Die Erkundung von Ordnung (Gesetzen)

stellte immer schon die eigentliche Aufgabe der Erkenntnis dar. Dagegen wurde der Zufall lange Zeit als so störend und überflüssig empfunden, dass man seine Existenz überhaupt in Zweifel zog, und zwar gleich auf doppelte Weise. Beispielsweise konnte man mit Voltaire der Meinung sein, dass er lediglich unser vorläufiges Nichtwissen bezeichne. Diese Meinung kann sich auf handfeste Argumente stützen, denn unendlich vieles, was unseren Vorfahren noch als bloßer Zufall erschien, zum Beispiel Choleraepidemien oder Mondfinsternisse, hat die moderne Wissenschaft inzwischen von ganz bestimmten Ursachen ableiten und somit als gesetzhaft erklären können. Der Schluss lag daher nahe, den Zufall generell als bloße Lücke menschlicher Erkenntnis zu deuten. In dem Maße wie der Fortschritt der Wissenschaften diese Lücke mit Wissen füllt, würden wir ihn daher beseitigen und am Ende überall nur noch gesetzhafte Ordnung erkennen.

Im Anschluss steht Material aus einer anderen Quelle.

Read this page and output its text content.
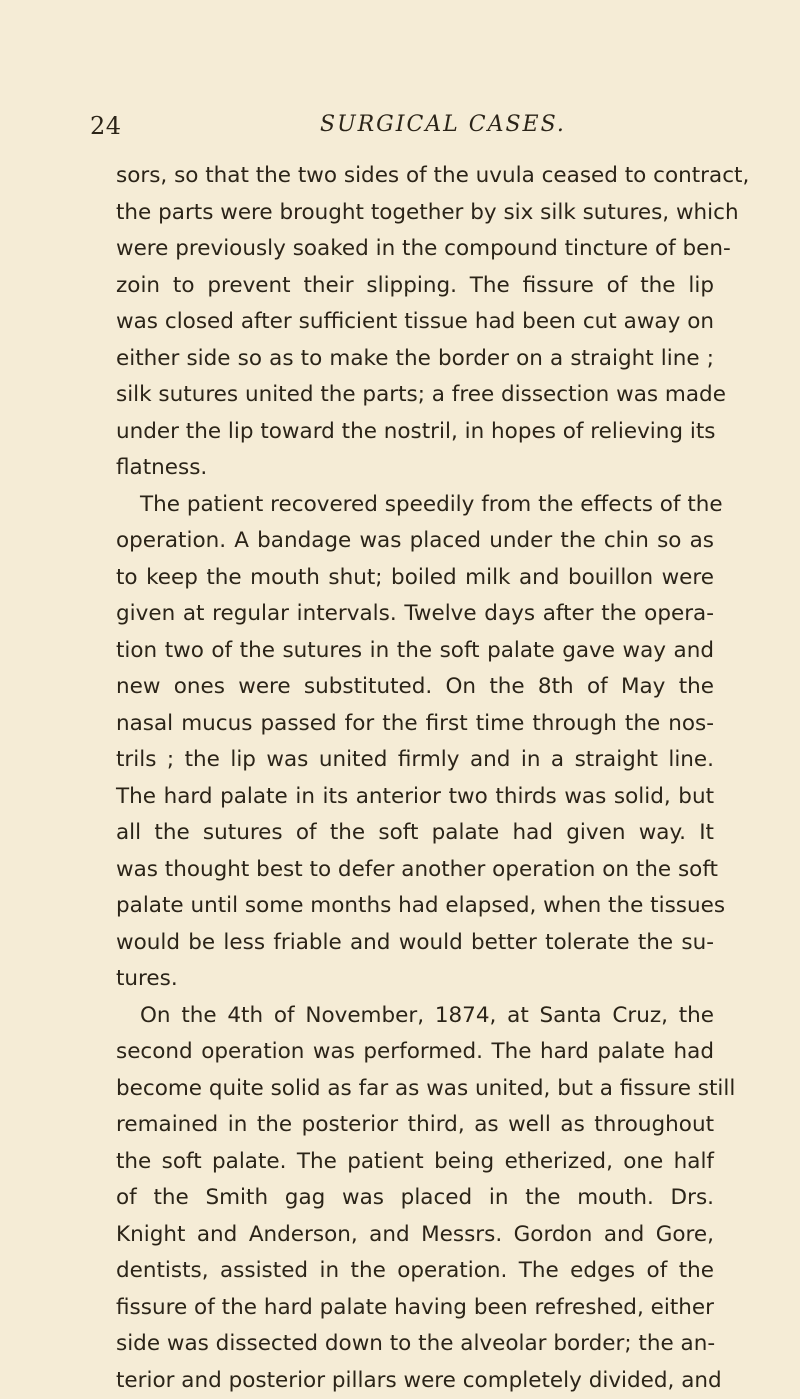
24	SURGICAL CASES.
sors, so that the two sides of the uvula ceased to contract,
the parts were brought together by six silk sutures, which
were previously soaked in the compound tincture of ben-
zoin to prevent their slipping. The fissure of the lip
was closed after sufficient tissue had been cut away on
either side so as to make the border on a straight line ;
silk sutures united the parts; a free dissection was made
under the lip toward the nostril, in hopes of relieving its
flatness.
The patient recovered speedily from the effects of the
operation. A bandage was placed under the chin so as
to keep the mouth shut; boiled milk and bouillon were
given at regular intervals. Twelve days after the opera-
tion two of the sutures in the soft palate gave way and
new ones were substituted. On the 8th of May the
nasal mucus passed for the first time through the nos-
trils ; the lip was united firmly and in a straight line.
The hard palate in its anterior two thirds was solid, but
all the sutures of the soft palate had given way. It
was thought best to defer another operation on the soft
palate until some months had elapsed, when the tissues
would be less friable and would better tolerate the su-
tures.
On the 4th of November, 1874, at Santa Cruz, the
second operation was performed. The hard palate had
become quite solid as far as was united, but a fissure still
remained in the posterior third, as well as throughout
the soft palate. The patient being etherized, one half
of the Smith gag was placed in the mouth. Drs.
Knight and Anderson, and Messrs. Gordon and Gore,
dentists, assisted in the operation. The edges of the
fissure of the hard palate having been refreshed, either
side was dissected down to the alveolar border; the an-
terior and posterior pillars were completely divided, and
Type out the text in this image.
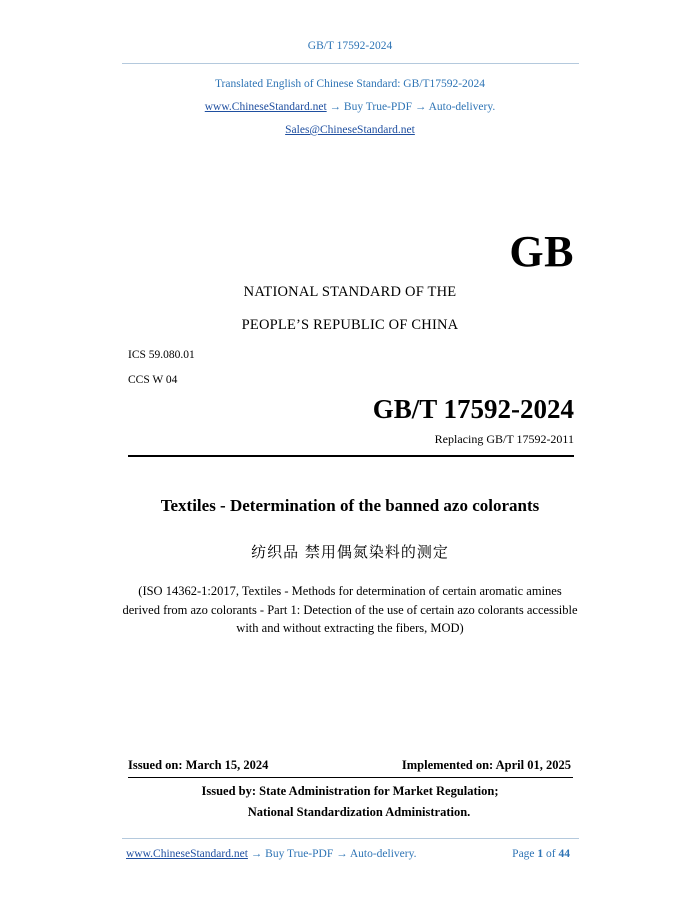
GB/T 17592-2024
Translated English of Chinese Standard: GB/T17592-2024
www.ChineseStandard.net → Buy True-PDF → Auto-delivery.
Sales@ChineseStandard.net
GB
NATIONAL STANDARD OF THE
PEOPLE’S REPUBLIC OF CHINA
ICS 59.080.01
CCS W 04
GB/T 17592-2024
Replacing GB/T 17592-2011
Textiles - Determination of the banned azo colorants
纺织品 禁用偶氮染料的测定
(ISO 14362-1:2017, Textiles - Methods for determination of certain aromatic amines derived from azo colorants - Part 1: Detection of the use of certain azo colorants accessible with and without extracting the fibers, MOD)
Issued on: March 15, 2024	Implemented on: April 01, 2025
Issued by: State Administration for Market Regulation;
National Standardization Administration.
www.ChineseStandard.net → Buy True-PDF → Auto-delivery.	Page 1 of 44
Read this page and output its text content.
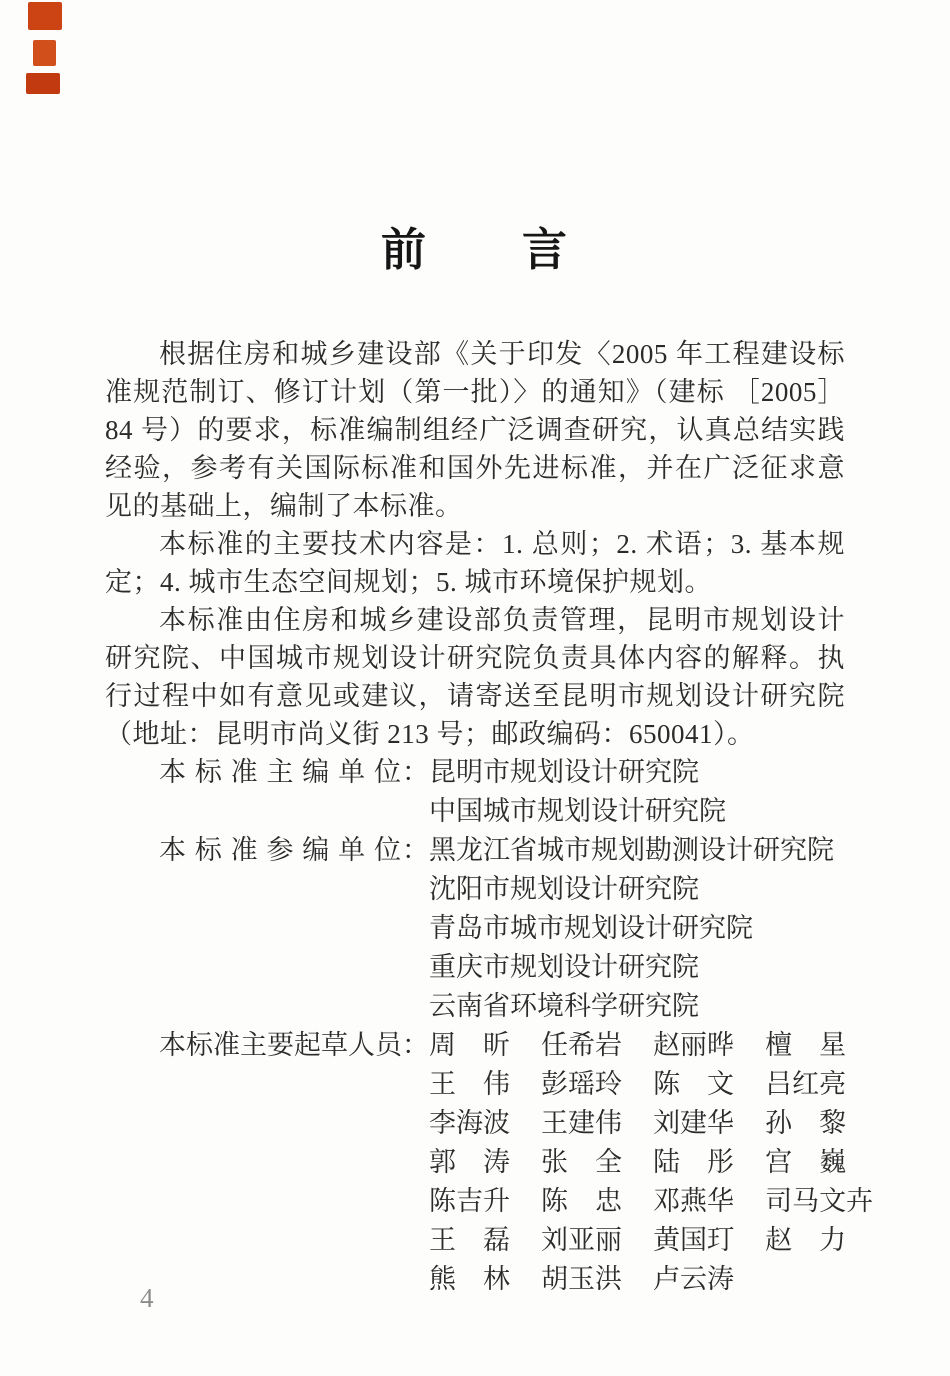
前　　言

根据住房和城乡建设部《关于印发〈2005 年工程建设标准规范制订、修订计划（第一批）〉的通知》（建标 ［2005］ 84 号）的要求，标准编制组经广泛调查研究，认真总结实践经验，参考有关国际标准和国外先进标准，并在广泛征求意见的基础上，编制了本标准。

本标准的主要技术内容是：1. 总则；2. 术语；3. 基本规定；4. 城市生态空间规划；5. 城市环境保护规划。

本标准由住房和城乡建设部负责管理，昆明市规划设计研究院、中国城市规划设计研究院负责具体内容的解释。执行过程中如有意见或建议，请寄送至昆明市规划设计研究院（地址：昆明市尚义街 213 号；邮政编码：650041）。

本 标 准 主 编 单 位： 昆明市规划设计研究院
中国城市规划设计研究院
本 标 准 参 编 单 位： 黑龙江省城市规划勘测设计研究院
沈阳市规划设计研究院
青岛市城市规划设计研究院
重庆市规划设计研究院
云南省环境科学研究院
本标准主要起草人员： 周　昕 任希岩 赵丽晔 檀　星
王　伟 彭瑶玲 陈　文 吕红亮
李海波 王建伟 刘建华 孙　黎
郭　涛 张　全 陆　彤 宫　巍
陈吉升 陈　忠 邓燕华 司马文卉
王　磊 刘亚丽 黄国玎 赵　力
熊　林 胡玉洪 卢云涛
4
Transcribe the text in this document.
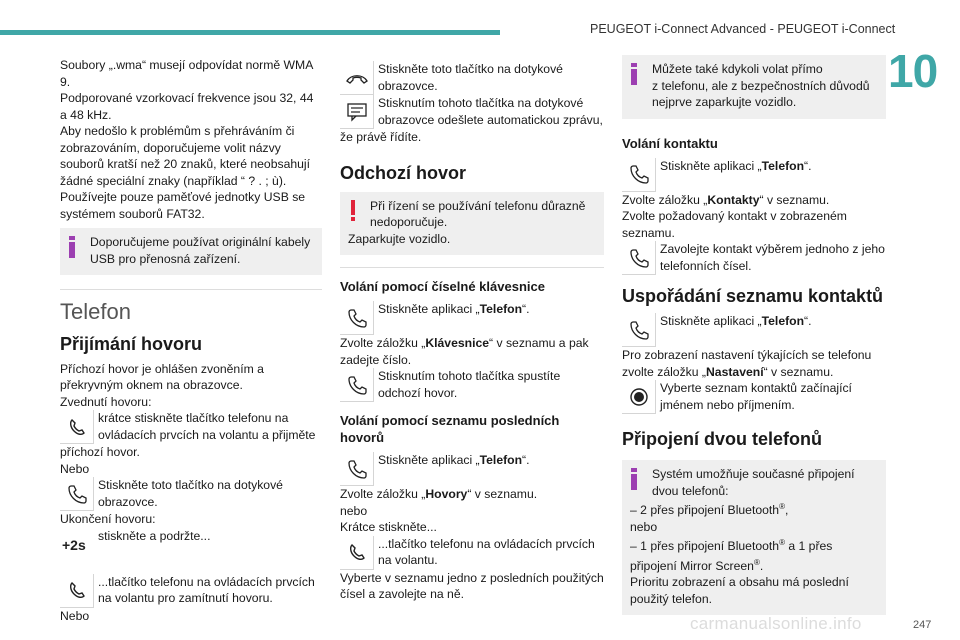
PEUGEOT i-Connect Advanced - PEUGEOT i-Connect
10

Soubory „.wma“ musejí odpovídat normě WMA 9.

Podporované vzorkovací frekvence jsou 32, 44 a 48 kHz.

Aby nedošlo k problémům s přehráváním či zobrazováním, doporučujeme volit názvy souborů kratší než 20 znaků, které neobsahují žádné speciální znaky (například “ ? . ; ù).

Používejte pouze paměťové jednotky USB se systémem souborů FAT32.

Doporučujeme používat originální kabely USB pro přenosná zařízení.
Telefon
Přijímání hovoru

Příchozí hovor je ohlášen zvoněním a překryvným oknem na obrazovce.

Zvednutí hovoru:

krátce stiskněte tlačítko telefonu na ovládacích prvcích na volantu a přijměte

příchozí hovor.

Nebo

Stiskněte toto tlačítko na dotykové obrazovce.

Ukončení hovoru:

+2s
stiskněte a podržte...
...tlačítko telefonu na ovládacích prvcích na volantu pro zamítnutí hovoru.

Nebo

Stiskněte toto tlačítko na dotykové obrazovce.
Stisknutím tohoto tlačítka na dotykové obrazovce odešlete automatickou zprávu,

že právě řídíte.

Odchozí hovor
Při řízení se používání telefonu důrazně nedoporučuje.
Zaparkujte vozidlo.
Volání pomocí číselné klávesnice
Stiskněte aplikaci „Telefon“.

Zvolte záložku „Klávesnice“ v seznamu a pak zadejte číslo.

Stisknutím tohoto tlačítka spustíte odchozí hovor.
Volání pomocí seznamu posledních hovorů
Stiskněte aplikaci „Telefon“.

Zvolte záložku „Hovory“ v seznamu.

nebo

Krátce stiskněte...

...tlačítko telefonu na ovládacích prvcích na volantu.

Vyberte v seznamu jedno z posledních použitých čísel a zavolejte na ně.

Můžete také kdykoli volat přímo
z telefonu, ale z bezpečnostních důvodů nejprve zaparkujte vozidlo.
Volání kontaktu
Stiskněte aplikaci „Telefon“.

Zvolte záložku „Kontakty“ v seznamu.

Zvolte požadovaný kontakt v zobrazeném seznamu.

Zavolejte kontakt výběrem jednoho z jeho telefonních čísel.
Uspořádání seznamu kontaktů
Stiskněte aplikaci „Telefon“.

Pro zobrazení nastavení týkajících se telefonu zvolte záložku „Nastavení“ v seznamu.

Vyberte seznam kontaktů začínající jménem nebo příjmením.
Připojení dvou telefonů
Systém umožňuje současné připojení dvou telefonů:
– 2 přes připojení Bluetooth®,
nebo
– 1 přes připojení Bluetooth® a 1 přes připojení Mirror Screen®.
Prioritu zobrazení a obsahu má poslední použitý telefon.
carmanualsonline.info	247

Das jedenfalls war die Meinung von Baruch de Spinoza ebenso wie von dessen großem Bewunderer, Albert Einstein, der die eigene Ablehnung des Zufalls bekanntlich in ein berühmtes Diktum gekleidet hat. „Gott würfelt nicht“, sagte Einstein. Mit anderen Worten, Gott schaffe nur Ordnung, denn Ordnung erschließt sich der Vernunft, ist rational. Dagegen haftet dem Zufall der Ruch des Wertlosen, des Irrationalen an. Zweifellos schwingt in seiner Herabsetzung die Vorstellung mit, dass uns hier etwas ganz Unbrauchbares und Überflüssiges begegnet.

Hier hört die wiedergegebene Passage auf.